Considering an IPO? Consider the Risks
September 6, 2004
Although fund advisors are beginning to return to initial public offerings, particularly to expand offerings and competencies, (see MME 8/30/04), there are risks associated with tapping the capital markets.
Just last month, real estate fund firm Cohen and Steers launched an IPO and Calamos Asset Management registered for one. Both niche firms' registration forms clearly state that their key executives are instrumental to their future success. Neither firm returned a call seeking comments.
While a laundry list of the potential risks a company issuing stock can face is part and parcel of every IPO registration, Calamos' filing also details the increasing pressure on lower fees amid fierce competition and the increased independence of fund board trustees. In addition, it notes that an SEC proposal to register hedge funds, in addition to proposed legislation that would ban a manager from managing both a mutual fund and a hedge fund, could negatively impact the firm's business and future revenues. Lastly, Calamos points to the possibility that regulators will ban or curtail soft-dollar arrangements, an initiative that would have cost Calamos $900,000 for broker/dealer research in 2003, its filing noted.
Both Cohen and Steers and Calamos manage a selection of closed-end funds, in addition to open-end funds and institutional assets. Managing closed-end funds may provide a bit of a security blanket to these firms, analysts said. Once the initial assets are raised, outflows aren't possible because they don't offer the same daily redemption features that open-end funds do. Consequently, closed-end funds provide a constant annuity of management fee revenue to the fund company, explained Jeff Margolin, vice president and senior closed-end fund analyst with Ryan Beck in New York.
But there are drawbacks. Closed-end fund assets can shrink in size due to depreciation, Margolin conceded. Moreover, closed-end fund managers tend to depend on the mood of the market when it comes to IPOs of all sorts, including closed-end funds. The real risk to favorable IPO market sentiment would be continued interest rate spikes, as they can "hurt the performance of funds and investors' appetite for new funds," Margolin said. When the Federal Reserve Bank raised interest rates in April and May for the first time in years, some fund advisors shelved plans for closed-end IPOs, he said.
There could also be challenges for these niche players if a serious market correction were to takes place, said Robert Hansen, an equity analyst at Standard & Poor's in New York. If the bottom should fall out of their niche markets, depreciation of the closed-end funds could cause a widening discount between their exchange-traded net asset value and regular NAV, Hansen said. Simply put, that would cause mass redemptions, he said.
Extended periods of double-digit discounts have historically caused some shareholder activists to push to open-end a closed-end fund so that they, and other investors, could redeem shares at the higher NAV price. But data has shown that when funds are open-ended, assets quickly flow out, causing the newly opened fund to limp along and often fold.
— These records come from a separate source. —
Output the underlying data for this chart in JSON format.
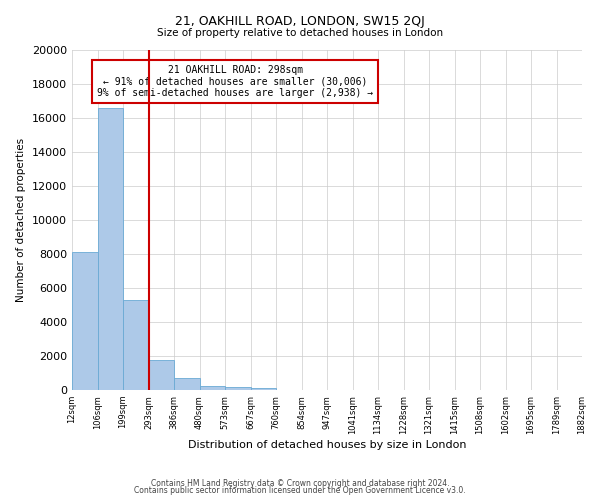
{
  "title_line1": "21, OAKHILL ROAD, LONDON, SW15 2QJ",
  "title_line2": "Size of property relative to detached houses in London",
  "xlabel": "Distribution of detached houses by size in London",
  "ylabel": "Number of detached properties",
  "bar_values": [
    8100,
    16600,
    5300,
    1750,
    700,
    250,
    200,
    100,
    0,
    0,
    0,
    0,
    0,
    0,
    0,
    0,
    0,
    0,
    0
  ],
  "bin_labels": [
    "12sqm",
    "106sqm",
    "199sqm",
    "293sqm",
    "386sqm",
    "480sqm",
    "573sqm",
    "667sqm",
    "760sqm",
    "854sqm",
    "947sqm",
    "1041sqm",
    "1134sqm",
    "1228sqm",
    "1321sqm",
    "1415sqm",
    "1508sqm",
    "1602sqm",
    "1695sqm",
    "1789sqm",
    "1882sqm"
  ],
  "ylim": [
    0,
    20000
  ],
  "yticks": [
    0,
    2000,
    4000,
    6000,
    8000,
    10000,
    12000,
    14000,
    16000,
    18000,
    20000
  ],
  "bar_color": "#adc9e8",
  "bar_edge_color": "#6aaad4",
  "vline_x": 2.5,
  "vline_color": "#cc0000",
  "annotation_title": "21 OAKHILL ROAD: 298sqm",
  "annotation_line1": "← 91% of detached houses are smaller (30,006)",
  "annotation_line2": "9% of semi-detached houses are larger (2,938) →",
  "annotation_box_color": "#ffffff",
  "annotation_box_edge": "#cc0000",
  "footer_line1": "Contains HM Land Registry data © Crown copyright and database right 2024.",
  "footer_line2": "Contains public sector information licensed under the Open Government Licence v3.0.",
  "background_color": "#ffffff",
  "grid_color": "#cccccc"
}
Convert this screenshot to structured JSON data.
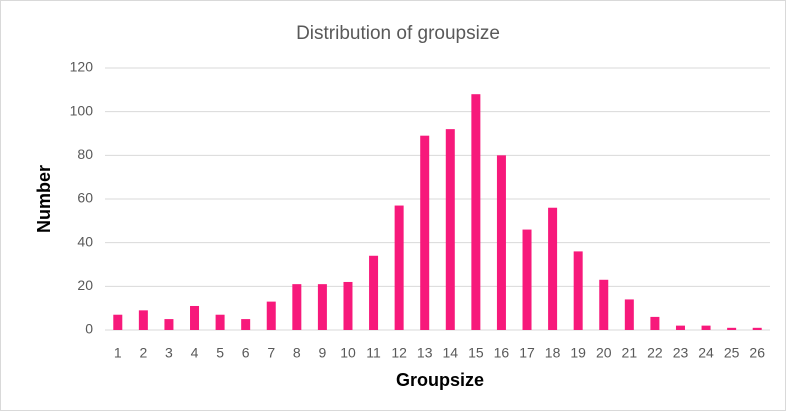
{
  "chart_data": {
    "type": "bar",
    "title": "Distribution of groupsize",
    "x_label": "Groupsize",
    "y_label": "Number",
    "categories": [
      "1",
      "2",
      "3",
      "4",
      "5",
      "6",
      "7",
      "8",
      "9",
      "10",
      "11",
      "12",
      "13",
      "14",
      "15",
      "16",
      "17",
      "18",
      "19",
      "20",
      "21",
      "22",
      "23",
      "24",
      "25",
      "26"
    ],
    "values": [
      7,
      9,
      5,
      11,
      7,
      5,
      13,
      21,
      21,
      22,
      34,
      57,
      89,
      92,
      108,
      80,
      46,
      56,
      36,
      23,
      14,
      6,
      2,
      2,
      1,
      1
    ],
    "color": "#f7197b",
    "ylim": [
      0,
      120
    ],
    "yticks": [
      0,
      20,
      40,
      60,
      80,
      100,
      120
    ],
    "grid": true
  }
}
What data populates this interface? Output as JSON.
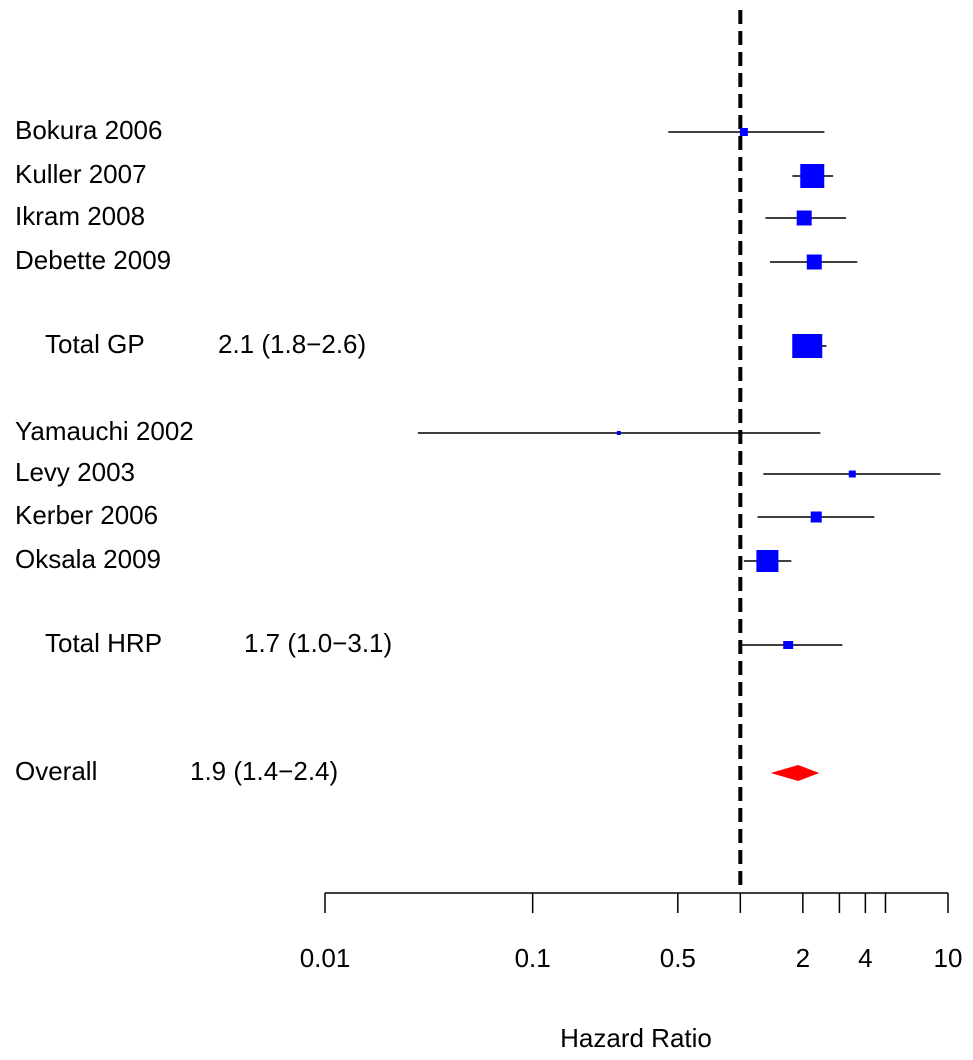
{
  "chart_data": {
    "type": "forest",
    "xlabel": "Hazard Ratio",
    "log_x": true,
    "xlim": [
      0.01,
      10
    ],
    "xticks": [
      0.01,
      0.1,
      0.5,
      2,
      4,
      10
    ],
    "minor_xticks": [
      1,
      3,
      5
    ],
    "ref_line": 1,
    "box_color": "#0000ff",
    "diamond_color": "#ff0000",
    "rows": [
      {
        "kind": "study",
        "label": "Bokura 2006",
        "est": 1.04,
        "lo": 0.45,
        "hi": 2.54,
        "weight": 8
      },
      {
        "kind": "study",
        "label": "Kuller 2007",
        "est": 2.22,
        "lo": 1.78,
        "hi": 2.8,
        "weight": 24
      },
      {
        "kind": "study",
        "label": "Ikram 2008",
        "est": 2.03,
        "lo": 1.32,
        "hi": 3.23,
        "weight": 15
      },
      {
        "kind": "study",
        "label": "Debette 2009",
        "est": 2.27,
        "lo": 1.39,
        "hi": 3.66,
        "weight": 15
      },
      {
        "kind": "subtotal",
        "label": "Total GP",
        "value_label": "2.1 (1.8−2.6)",
        "est": 2.1,
        "lo": 1.8,
        "hi": 2.6,
        "weight": 30
      },
      {
        "kind": "study",
        "label": "Yamauchi 2002",
        "est": 0.26,
        "lo": 0.028,
        "hi": 2.43,
        "weight": 4
      },
      {
        "kind": "study",
        "label": "Levy 2003",
        "est": 3.46,
        "lo": 1.29,
        "hi": 9.2,
        "weight": 7
      },
      {
        "kind": "study",
        "label": "Kerber 2006",
        "est": 2.32,
        "lo": 1.21,
        "hi": 4.42,
        "weight": 11
      },
      {
        "kind": "study",
        "label": "Oksala 2009",
        "est": 1.35,
        "lo": 1.04,
        "hi": 1.76,
        "weight": 22
      },
      {
        "kind": "subtotal",
        "label": "Total HRP",
        "value_label": "1.7 (1.0−3.1)",
        "est": 1.7,
        "lo": 1.0,
        "hi": 3.1,
        "weight": 10
      },
      {
        "kind": "overall",
        "label": "Overall",
        "value_label": "1.9 (1.4−2.4)",
        "est": 1.9,
        "lo": 1.4,
        "hi": 2.4,
        "weight": 16
      }
    ]
  }
}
Although Calamos and its co-underwriters have not yet publicly suggested an IPO price range in SEC filings, Cohen and Steers hoped to obtain a starting share price of between $13 and $15. In the end, the stock began trading at $13. "It is significant that it priced at the low end of the expected price range," said David Menlow, president and founder of IPOFinancial.com, a Milburn, N.J.-based research firm. "The market has clearly stated that they don't want this deal," he added.
Ray Hanley, senior vice president, corporate finance at Federated Investors in Pittsburgh, said it's not as compelling for asset management firms to generate capital through IPOs since the business itself generates cash flow. Federated executed its IPO in 1998 in order to raise its global profile and consequently acquire other managers. But it has also used its new public offering to design an employee compensation program tied to the company's publicly traded stock, Hanley said.
Asset management firms going public should consider how that requires more substantial infrastructure, additional compliance and added risks that mean more insurance, he said. And then there's a whole new constituency to cater to, he added.
Neil J. Hennessy, chairman and CEO of Hennessy Advisors of Novato, Calif. which staged its IPO in May 2002, agreed that going public brings a whole new set of requirements to a firm. Due to the scandal, current popular opinion is that investment management is a bad industry, he said. IPOs in general are eye opening, he added. "Every day you have to make money for two sets of shareholders," he said. Moreover, there is a lot more paperwork and scrutiny once you are a public company, he added.
Further, public sentiment currently is largely anti-investment management, thanks to the fund scandal, he noted. He believes that "the hardest part to undertaking an IPO today lies in investors' perceptions." Nonetheless, he advises asset management firms that want to stage an IPO to forge ahead. "Keep your head down, do your job honestly and ethically and whatever happens, happens," he said.